The recent announcement by Stockholm's Xtrem LLP that it is developing a Mac OS system based on a 1,200MHz G4 processor has inspired heated debate in the Mac community over the feasibility of such a machine.

On its Web site and in paid postings on the PR NewsWire service, Xtrem said its XtremMac 1200, due by the end of the year, will leapfrog the current 500MHz roadblock impeding performance boosts to Cupertino, Calif.-based Apple's Power Mac G4 line.

While Mac veterans said the overclocking techniques Xtrem proposes might conceivably work, many observers expressed skepticism about the feasibility of the company's product road map.

Xtrem co-founder Mats Wallberg, who is also CEO of Tech Data Sweden AB, offered ZDNet News new insight into the nature of that product plan and how the company intends to get around Apple's restrictive hardware-licensing policies.

Wallberg said Xtrem will not manufacture its own motherboards but will buy Power Macintosh G4s and convert them to supercooled XtremMacs, using technology he referred to as the "Active Cooling Platform."

According to Wallberg, Xtrem has no current plans to convert users' current G4s.

He likened the process to that employed by KryoTech, where an AMD Athlon processor is cooled, allowing it to run much faster than intended. Unlike KryoTech's procedure, Wallberg explained that all the internals of the XtremMac would be cooled to allow higher speeds: "The more you cool, the faster you can run it." Wallberg declined to elaborate on technical details.

Apple (aapl) spokeswoman Nathalie Welch said that Apple had no official comment on Xtrem's plans and is "investigating the matter informally."

Jeffy Milstead, technical editor with San Francisco based Macworld magazine, said cooling and overclocking the G4 in the manner described by Xtrem is conceivable, but he cited several problems that would have to be addressed before the machine could produced.

According to Milstead, every G4 chip is different and may not lend itself to overclocking as well as another, ostensibly identical processor. In addition, maintaining a consistently low temperature would be difficult, and materials cooled to such a level would become brittle and easily breakable.

Citing the KryoTech precedent, San Francisco Chronicle technology reporter Henry Norr agreed that the Xtrem's technology is "nothing new" to the world of processor performance but dismissed the XtremMac as a "niche product."

Tony Smith, managing editor of the UK online IT journal The Register and a longtime reporter on the chip industry, also cautioned against unbridled enthusiasm: "Their claims are broadly feasible, but it's going to take a lot of work to deliver, primarily because of the difficulty in getting the PPC to overclock even when cooled right down to sub-zero temperatures.

"A lot of folks are claiming the PPC, because it's at the limits of the current architecture, can't really run at more than, say, 600MHz with extra cooling.

"(Xtrem does) seem to be working on it, but I suspect they're a long way off completion and have announced the product way too early. My feeling is they're waiting for the G4 Plus, which has a new architecture to allow it to hit 700MHz and beyond clock speeds. It will have a lot more room for overclocking," he said.

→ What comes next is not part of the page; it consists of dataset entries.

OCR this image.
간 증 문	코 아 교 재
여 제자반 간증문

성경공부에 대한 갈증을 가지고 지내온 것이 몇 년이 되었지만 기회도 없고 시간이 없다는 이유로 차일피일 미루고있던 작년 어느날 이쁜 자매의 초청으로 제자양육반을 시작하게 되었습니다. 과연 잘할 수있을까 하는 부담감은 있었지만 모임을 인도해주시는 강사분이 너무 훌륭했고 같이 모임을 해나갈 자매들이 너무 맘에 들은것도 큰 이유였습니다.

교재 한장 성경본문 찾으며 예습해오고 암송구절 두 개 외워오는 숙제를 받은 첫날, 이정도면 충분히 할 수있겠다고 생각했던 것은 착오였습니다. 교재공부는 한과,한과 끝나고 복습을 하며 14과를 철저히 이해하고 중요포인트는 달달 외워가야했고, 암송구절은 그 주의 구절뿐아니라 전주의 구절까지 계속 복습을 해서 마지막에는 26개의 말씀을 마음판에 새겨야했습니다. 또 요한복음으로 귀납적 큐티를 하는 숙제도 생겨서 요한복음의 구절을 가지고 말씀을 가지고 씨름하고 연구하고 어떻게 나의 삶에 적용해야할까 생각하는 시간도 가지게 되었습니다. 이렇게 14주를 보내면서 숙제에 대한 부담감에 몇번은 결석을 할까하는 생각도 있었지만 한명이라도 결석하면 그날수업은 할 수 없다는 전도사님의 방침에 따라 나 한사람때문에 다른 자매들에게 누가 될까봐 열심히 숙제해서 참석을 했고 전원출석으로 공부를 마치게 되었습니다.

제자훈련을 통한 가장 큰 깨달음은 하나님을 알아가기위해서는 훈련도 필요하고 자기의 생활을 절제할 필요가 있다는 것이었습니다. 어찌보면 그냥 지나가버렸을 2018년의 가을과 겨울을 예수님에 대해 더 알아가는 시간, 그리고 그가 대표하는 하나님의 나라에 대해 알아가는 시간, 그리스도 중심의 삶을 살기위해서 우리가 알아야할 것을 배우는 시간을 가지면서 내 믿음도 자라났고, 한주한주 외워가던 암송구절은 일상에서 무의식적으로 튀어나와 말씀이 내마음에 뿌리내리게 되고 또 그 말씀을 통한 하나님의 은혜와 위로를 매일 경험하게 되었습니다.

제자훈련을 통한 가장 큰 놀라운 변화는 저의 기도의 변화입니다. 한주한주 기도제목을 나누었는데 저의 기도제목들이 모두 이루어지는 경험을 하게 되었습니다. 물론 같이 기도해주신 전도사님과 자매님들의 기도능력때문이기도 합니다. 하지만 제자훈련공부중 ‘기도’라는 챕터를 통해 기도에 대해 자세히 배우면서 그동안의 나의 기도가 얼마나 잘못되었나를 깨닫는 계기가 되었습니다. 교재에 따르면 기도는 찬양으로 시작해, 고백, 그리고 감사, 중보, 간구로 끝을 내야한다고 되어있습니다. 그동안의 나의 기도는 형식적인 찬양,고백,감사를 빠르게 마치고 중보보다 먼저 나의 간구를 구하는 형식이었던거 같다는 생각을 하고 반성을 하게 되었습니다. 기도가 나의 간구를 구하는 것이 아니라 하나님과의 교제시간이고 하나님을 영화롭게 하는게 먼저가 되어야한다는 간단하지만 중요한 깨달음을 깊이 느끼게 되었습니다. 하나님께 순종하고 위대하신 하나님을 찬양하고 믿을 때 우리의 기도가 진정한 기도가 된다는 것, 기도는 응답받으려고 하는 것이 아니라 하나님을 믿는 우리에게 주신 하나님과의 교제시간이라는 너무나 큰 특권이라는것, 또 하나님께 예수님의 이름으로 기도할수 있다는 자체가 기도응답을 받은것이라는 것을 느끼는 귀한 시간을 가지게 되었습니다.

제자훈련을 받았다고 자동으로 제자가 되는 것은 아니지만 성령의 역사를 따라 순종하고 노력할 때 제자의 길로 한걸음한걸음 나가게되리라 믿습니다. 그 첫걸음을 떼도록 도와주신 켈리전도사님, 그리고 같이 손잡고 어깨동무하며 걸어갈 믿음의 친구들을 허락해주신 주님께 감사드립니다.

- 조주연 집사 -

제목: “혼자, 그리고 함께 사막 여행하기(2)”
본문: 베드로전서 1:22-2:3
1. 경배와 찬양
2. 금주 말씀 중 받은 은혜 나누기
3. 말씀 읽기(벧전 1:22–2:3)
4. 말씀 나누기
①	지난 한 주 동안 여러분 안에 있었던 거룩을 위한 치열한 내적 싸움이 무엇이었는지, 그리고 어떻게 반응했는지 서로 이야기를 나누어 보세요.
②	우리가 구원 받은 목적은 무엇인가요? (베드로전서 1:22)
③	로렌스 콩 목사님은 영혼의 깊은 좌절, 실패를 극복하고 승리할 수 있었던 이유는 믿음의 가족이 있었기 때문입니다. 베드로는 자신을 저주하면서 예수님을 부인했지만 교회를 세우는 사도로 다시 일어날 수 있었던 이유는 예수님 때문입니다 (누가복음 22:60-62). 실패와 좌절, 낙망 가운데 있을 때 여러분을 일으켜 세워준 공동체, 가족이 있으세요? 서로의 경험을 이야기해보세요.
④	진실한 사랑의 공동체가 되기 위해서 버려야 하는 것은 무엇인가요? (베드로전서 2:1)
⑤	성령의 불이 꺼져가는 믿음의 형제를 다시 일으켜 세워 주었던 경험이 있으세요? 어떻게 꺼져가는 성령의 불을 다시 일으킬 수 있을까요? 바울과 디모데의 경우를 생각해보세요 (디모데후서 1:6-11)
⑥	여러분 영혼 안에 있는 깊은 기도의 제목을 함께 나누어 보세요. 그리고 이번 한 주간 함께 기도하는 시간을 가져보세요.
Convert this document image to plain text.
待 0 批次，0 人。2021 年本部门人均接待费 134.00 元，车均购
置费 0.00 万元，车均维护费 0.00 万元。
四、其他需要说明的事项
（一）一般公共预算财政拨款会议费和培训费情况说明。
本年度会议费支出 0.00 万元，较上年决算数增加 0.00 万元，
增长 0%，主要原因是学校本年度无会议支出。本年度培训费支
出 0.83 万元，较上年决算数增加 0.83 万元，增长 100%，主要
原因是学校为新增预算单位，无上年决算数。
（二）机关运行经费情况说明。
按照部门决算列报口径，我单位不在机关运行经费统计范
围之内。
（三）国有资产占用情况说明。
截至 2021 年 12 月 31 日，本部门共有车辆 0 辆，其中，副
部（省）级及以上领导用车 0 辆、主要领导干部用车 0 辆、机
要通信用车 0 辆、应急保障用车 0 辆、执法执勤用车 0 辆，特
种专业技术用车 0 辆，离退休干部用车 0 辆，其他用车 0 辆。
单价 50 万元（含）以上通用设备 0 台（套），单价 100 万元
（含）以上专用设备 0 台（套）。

However, Xtrem's Wallberg maintained that the XtremMac will work with the current crop of G4 processors as well as future models.

Other observers said the legal hurdles facing Xtrem would be even more formidable than the technical concerns, especially given Apple's banishment of third-party Mac OS systems in the fall of 1997 after an abortive attempt to foster Mac cloning.

Wallberg said that he had not contacted Apple yet to arrange licensing, but predicted that the XtremMac would ship without an OS, requiring the end users to purchase a shrink-wrapped package separately.

The economics of Xtrem's scheme are also open to debate. In addition to cooling the internals to gain higher speeds, Xtrem lists a variety of additional hardware and add-ons that would increase the speed of the XtremMac.

The cost of such a conversion raises a red flag for The Register's Smith. "I don't think Xtrem is a hoax … but whether it can really deliver, or find anyone willing to pay twice as much for the XtremMac as a regular Power Mac, is open to question," he said.